İddianamede, terör örgütü PKK'nın son 2 yılda bölgede yaşayanların tarafından yalnız bırakılması üzerine kutsal dini duyguların örgüt tarafından ön plana çekilerek yeniden taban bulmaya çalışıldığı, sanıkların da bu yıl Batman'da düzenlenen yaklaşık 30 bin kişinin katıldığı Nevruz kutlamalarına katıldıkları, kalabalık içinde yer alan bazı sanıkların Saidi Nursi'nin posterlerini Abdullah Öcalan'ın posterleriyle birlikte havaya kaldırıp, posterin altına `Şeriat-i Garra için bin başım olsa feda etmeye hazırım' ibaresini yazdıkları, bu grubu DTP ile bağlantılı çalışan Saidi Nursi Cemaati mensubu 53 yaşındaki sanık Hüseyin Bulut ile Aydın Tunçyüzlü'nün yönlendirdiği kaydedildi. Hüseyin Bulut'un dini sıfatla kurduğu dini oluşumun lideri, Aydın Tunçyüzlü'nün yardımcısı olduğu, ev toplantılarında verdiği dini derslerde herkesin ayağa kalkarak kendisini dinlediği, Bulut'un özellikle üniversite öğrencileri üzerinde etkili olmak için medrese adı altında dini ders verdiği, evinde yapılan aramada Abdullah Öcalan'ın posterleri, kırsal alanda çekilen PKK'lılara ait fotoğraflar, bayrak benzeri dokümanlar ile `Bahira' adlı bir Hıristiyan tarafından çizilen Hz. Muhammed'e ait 23 fotoğraf CD'sinin ele geçirildiği belirtildi. İddianamede, Bulut'un yardımcısı Tunçyüzlü'nün evindeki aramada ise Hüseyin Bulut'un kalabalığa hibaten yaptığı bir konuşma CD'sinin ele geçtiği bildirildi. İddianamade, Hüseyin Bulut'un konuşmasında, söylediklerine şu şekilde yer verildi:
"Türk milleti' denen millet kendine istediğini bu millete istiyor mu?

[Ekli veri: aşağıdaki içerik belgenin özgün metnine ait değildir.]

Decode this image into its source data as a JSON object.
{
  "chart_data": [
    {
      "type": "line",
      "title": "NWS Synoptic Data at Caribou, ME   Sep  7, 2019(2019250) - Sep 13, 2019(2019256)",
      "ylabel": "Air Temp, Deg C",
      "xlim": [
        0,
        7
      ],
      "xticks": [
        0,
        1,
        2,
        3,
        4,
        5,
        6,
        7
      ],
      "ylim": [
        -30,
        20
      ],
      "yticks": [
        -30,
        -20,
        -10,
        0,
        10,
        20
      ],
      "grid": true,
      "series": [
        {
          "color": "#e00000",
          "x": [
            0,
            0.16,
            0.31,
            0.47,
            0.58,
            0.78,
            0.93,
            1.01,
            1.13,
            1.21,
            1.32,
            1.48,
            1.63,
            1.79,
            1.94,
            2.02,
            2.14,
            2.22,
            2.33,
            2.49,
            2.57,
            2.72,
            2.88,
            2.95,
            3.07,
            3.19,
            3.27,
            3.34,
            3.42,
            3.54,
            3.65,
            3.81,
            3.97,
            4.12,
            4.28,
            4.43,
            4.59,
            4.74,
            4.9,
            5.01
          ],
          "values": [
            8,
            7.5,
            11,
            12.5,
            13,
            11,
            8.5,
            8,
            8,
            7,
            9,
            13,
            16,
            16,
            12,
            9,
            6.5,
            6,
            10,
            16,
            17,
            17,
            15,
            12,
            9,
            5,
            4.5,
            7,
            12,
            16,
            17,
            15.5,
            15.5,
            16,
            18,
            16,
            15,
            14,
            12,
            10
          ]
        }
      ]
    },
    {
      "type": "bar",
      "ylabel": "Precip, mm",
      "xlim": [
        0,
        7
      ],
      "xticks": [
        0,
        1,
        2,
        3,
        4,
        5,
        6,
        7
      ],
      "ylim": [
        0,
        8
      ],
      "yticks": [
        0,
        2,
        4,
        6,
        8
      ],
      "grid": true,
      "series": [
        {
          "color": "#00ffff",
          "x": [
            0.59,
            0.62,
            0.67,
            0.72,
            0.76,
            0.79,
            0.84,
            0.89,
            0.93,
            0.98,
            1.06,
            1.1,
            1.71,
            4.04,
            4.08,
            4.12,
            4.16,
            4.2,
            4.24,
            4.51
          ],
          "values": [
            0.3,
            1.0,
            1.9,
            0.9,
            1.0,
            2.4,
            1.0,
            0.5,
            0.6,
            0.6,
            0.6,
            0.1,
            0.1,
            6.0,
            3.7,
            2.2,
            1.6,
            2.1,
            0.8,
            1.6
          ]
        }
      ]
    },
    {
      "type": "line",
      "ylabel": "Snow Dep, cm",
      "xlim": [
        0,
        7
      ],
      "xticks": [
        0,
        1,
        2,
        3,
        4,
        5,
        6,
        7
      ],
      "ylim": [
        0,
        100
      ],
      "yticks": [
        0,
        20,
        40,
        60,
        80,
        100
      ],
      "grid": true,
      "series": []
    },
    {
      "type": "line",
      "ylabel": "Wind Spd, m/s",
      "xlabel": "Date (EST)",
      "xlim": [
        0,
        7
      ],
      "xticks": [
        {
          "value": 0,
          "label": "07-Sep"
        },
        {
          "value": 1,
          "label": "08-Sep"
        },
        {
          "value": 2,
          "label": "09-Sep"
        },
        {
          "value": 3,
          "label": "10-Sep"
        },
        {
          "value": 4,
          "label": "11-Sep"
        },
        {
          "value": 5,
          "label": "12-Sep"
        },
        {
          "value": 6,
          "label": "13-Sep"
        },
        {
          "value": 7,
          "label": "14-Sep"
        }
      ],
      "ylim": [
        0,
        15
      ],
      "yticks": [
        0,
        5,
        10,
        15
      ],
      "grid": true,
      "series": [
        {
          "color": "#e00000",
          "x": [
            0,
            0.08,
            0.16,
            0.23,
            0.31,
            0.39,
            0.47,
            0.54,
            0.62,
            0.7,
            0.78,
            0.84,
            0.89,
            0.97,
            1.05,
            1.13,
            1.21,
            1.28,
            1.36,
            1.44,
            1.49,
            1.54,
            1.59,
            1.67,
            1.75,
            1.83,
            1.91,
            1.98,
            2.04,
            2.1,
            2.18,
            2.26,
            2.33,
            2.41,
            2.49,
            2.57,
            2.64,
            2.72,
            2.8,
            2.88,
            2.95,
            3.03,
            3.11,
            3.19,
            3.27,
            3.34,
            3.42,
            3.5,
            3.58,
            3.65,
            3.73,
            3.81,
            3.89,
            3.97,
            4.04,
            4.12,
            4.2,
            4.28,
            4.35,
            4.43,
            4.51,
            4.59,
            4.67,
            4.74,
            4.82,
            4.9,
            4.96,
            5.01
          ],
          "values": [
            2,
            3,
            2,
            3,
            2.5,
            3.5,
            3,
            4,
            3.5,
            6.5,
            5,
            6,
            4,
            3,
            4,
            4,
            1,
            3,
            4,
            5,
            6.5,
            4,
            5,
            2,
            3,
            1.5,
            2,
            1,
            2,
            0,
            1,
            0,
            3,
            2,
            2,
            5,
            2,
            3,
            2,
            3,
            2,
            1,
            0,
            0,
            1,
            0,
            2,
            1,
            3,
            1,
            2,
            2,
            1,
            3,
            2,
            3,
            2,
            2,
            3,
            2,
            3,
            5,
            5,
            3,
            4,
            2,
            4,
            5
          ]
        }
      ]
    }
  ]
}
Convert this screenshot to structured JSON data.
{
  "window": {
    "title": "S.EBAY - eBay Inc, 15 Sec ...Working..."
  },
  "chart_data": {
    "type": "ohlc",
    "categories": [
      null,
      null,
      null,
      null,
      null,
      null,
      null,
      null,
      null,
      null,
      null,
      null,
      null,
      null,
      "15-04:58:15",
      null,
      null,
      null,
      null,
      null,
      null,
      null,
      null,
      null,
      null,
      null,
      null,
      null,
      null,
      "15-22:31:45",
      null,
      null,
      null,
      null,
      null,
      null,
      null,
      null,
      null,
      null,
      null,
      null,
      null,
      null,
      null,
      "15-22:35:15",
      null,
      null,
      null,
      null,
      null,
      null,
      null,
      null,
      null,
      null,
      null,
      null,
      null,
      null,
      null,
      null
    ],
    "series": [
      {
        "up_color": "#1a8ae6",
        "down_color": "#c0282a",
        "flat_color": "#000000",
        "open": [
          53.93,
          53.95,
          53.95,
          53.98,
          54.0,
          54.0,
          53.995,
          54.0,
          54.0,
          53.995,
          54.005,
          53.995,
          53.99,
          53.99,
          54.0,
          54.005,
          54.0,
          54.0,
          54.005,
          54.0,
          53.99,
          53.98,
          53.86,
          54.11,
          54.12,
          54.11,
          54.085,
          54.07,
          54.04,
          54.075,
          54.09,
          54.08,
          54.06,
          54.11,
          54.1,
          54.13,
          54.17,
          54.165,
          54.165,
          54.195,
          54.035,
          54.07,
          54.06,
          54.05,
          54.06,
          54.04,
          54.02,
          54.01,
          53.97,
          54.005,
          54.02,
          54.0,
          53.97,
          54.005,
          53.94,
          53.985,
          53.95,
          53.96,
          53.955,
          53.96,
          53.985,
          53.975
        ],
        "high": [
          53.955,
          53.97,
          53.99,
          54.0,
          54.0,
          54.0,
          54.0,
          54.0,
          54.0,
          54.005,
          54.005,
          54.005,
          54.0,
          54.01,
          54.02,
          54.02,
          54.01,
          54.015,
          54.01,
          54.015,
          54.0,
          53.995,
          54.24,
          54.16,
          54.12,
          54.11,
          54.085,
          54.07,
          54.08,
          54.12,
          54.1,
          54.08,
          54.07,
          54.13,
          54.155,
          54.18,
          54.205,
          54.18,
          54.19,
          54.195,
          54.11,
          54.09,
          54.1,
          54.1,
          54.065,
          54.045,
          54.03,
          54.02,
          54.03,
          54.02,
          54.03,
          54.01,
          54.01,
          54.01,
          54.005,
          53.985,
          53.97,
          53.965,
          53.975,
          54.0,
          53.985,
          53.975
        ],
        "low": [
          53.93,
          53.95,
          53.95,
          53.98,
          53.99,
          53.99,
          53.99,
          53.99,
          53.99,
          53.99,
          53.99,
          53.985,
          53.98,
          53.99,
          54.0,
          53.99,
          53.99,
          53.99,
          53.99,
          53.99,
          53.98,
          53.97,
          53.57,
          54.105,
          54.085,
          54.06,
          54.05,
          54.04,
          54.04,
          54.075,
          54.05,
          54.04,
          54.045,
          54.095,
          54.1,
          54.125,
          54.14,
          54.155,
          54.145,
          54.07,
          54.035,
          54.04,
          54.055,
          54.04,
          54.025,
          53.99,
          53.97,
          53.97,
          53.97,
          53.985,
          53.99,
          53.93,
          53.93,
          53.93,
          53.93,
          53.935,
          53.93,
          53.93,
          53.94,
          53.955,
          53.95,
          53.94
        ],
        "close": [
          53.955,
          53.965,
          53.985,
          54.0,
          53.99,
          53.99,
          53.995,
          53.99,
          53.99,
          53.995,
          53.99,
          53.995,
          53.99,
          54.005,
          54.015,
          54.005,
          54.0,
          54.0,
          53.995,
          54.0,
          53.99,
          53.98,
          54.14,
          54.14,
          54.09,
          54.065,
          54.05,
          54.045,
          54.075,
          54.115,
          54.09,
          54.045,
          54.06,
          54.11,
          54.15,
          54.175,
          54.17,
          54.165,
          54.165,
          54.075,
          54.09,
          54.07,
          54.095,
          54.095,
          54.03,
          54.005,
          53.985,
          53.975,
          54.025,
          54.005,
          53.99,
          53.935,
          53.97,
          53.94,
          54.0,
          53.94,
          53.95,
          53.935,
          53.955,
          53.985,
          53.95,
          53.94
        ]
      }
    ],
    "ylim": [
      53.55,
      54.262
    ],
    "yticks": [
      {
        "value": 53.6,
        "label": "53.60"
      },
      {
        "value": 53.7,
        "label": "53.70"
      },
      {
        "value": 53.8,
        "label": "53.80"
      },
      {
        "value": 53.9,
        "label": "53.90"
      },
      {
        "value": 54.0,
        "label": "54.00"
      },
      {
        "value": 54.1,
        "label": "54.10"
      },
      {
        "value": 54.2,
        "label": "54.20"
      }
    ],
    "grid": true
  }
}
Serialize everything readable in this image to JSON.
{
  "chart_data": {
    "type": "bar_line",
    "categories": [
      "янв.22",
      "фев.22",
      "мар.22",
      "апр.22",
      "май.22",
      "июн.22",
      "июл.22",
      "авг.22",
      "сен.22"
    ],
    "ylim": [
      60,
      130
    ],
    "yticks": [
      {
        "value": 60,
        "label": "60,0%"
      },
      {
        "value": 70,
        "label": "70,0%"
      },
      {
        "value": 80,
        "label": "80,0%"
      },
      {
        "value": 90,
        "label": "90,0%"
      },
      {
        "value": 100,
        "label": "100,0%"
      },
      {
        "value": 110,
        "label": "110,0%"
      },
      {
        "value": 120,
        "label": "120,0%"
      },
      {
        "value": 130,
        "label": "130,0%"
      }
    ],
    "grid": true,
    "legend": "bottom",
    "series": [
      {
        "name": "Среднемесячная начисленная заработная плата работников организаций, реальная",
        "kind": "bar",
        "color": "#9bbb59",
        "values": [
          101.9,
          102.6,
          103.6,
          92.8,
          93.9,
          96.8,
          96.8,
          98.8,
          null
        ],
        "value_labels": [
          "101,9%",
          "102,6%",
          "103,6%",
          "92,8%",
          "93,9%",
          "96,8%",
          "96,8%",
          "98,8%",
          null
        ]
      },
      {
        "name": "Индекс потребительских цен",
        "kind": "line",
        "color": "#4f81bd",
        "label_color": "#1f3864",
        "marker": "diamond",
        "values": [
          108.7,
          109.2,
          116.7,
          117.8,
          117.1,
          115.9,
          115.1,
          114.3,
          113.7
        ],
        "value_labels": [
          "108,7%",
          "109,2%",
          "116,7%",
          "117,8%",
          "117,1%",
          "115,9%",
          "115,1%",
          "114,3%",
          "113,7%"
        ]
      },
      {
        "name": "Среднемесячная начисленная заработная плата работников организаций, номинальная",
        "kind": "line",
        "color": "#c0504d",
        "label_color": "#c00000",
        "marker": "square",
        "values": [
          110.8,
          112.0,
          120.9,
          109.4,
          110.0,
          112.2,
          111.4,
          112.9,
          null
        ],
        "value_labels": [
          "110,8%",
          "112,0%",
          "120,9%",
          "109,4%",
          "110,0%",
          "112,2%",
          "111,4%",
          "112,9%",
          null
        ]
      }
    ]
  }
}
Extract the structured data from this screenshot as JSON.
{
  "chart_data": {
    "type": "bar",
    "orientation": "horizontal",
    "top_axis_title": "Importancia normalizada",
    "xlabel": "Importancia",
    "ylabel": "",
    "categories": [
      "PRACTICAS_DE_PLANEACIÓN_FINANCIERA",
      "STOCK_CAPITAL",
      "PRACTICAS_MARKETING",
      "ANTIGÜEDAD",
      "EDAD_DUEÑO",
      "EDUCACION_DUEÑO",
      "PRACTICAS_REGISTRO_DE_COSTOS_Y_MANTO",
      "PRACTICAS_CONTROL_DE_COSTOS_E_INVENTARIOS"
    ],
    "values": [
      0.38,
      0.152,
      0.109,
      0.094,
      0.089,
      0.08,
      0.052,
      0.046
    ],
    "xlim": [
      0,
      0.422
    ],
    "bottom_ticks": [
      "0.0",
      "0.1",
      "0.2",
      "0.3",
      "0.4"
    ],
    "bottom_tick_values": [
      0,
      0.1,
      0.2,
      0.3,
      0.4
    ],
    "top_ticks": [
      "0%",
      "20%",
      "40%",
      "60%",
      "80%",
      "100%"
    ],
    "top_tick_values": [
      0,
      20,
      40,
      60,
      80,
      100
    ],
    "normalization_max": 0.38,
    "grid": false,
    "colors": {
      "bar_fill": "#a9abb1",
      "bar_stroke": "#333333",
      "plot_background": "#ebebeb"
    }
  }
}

Adaletsizlik, zulüm var. Ne zaman harf inkılabı olursa demek ki deccal (Atatürk'ü kastediyor) ne olmuş çıkmış, kim harf inkılabı yaptı, deccal olayı bitmiştir. Harf inkılabı yapana destek verende deccal'dir. Piyasadaki Kuran'ın vallahi fen kitabı kadar kıymeti yok. Yani hiçbir b...k Kuran da yok. Bakın size b....k diyorum. Yani git bir meal getir hiçbir b...k yok, milletin kafasındaki Kuran yeterli değil. Artık her yerde söyleyin, sizin anlattığınız peygamber, Allah yeterli değil, onların anlattığı Allah vallahi Bediüzzaman kadar büyük olmuyor, onların Allah'ı neyi biliyor? Ben size söyleyim hayali bir şeye inanmışlar. Hiçbir şey ifade etmiyor. Bediüzzaman'ın bahsettiği Kuran ise denizde mürekkep olsa bunu bitiremiyor. Onların bahsettiği Kuran'ı getirin bana, bir şişe mürekkeple sabaha kadar yazar bir gecede bitiririm. Bugün Sevr Anlaşması'ndan bu yana Kürdistan 8 parça olmuş. Suriye, İran, Irak, Türkiye, Nahçivan, Azerbeycan ve Sovyetler'dedir bu parçalar. Bütün imamlar mel'undur, Arap ırkçılığı yapıyor. Yani Kürdistan'ı kurtaracak Kürtler'dir. Çünkü Kuran böyle diyor. Risale-i Nur Kürtler'in imdadına gönderilmiş. Bizim de devletimiz olsun, dinsiz bir devlet olsun. Şerefime namusuna dinsiz bir devlet bizim Kürtler'in bu halinden hoştur. Keşke Rusya'nın, İsrail'in işgalinde olsak, İsrail ne kadar vicdanlı, merhametli şefkatli. Yani Türkiye'ye göre ha.. Türkiye'de Kürtler'e yapılan zulmü örtbas ediyorlar. Milletimin kurtuluşu için bin tane oğlum olsa feda ederim. İşkencelerde copları bize soktular çözülmedik. Ben demokratik Cumhuriyet için feda edeceğim. Devlet olsun da bizim olsun, dinsiz olsun. Çünkü Türkler meşrutiyette bize zulmetti."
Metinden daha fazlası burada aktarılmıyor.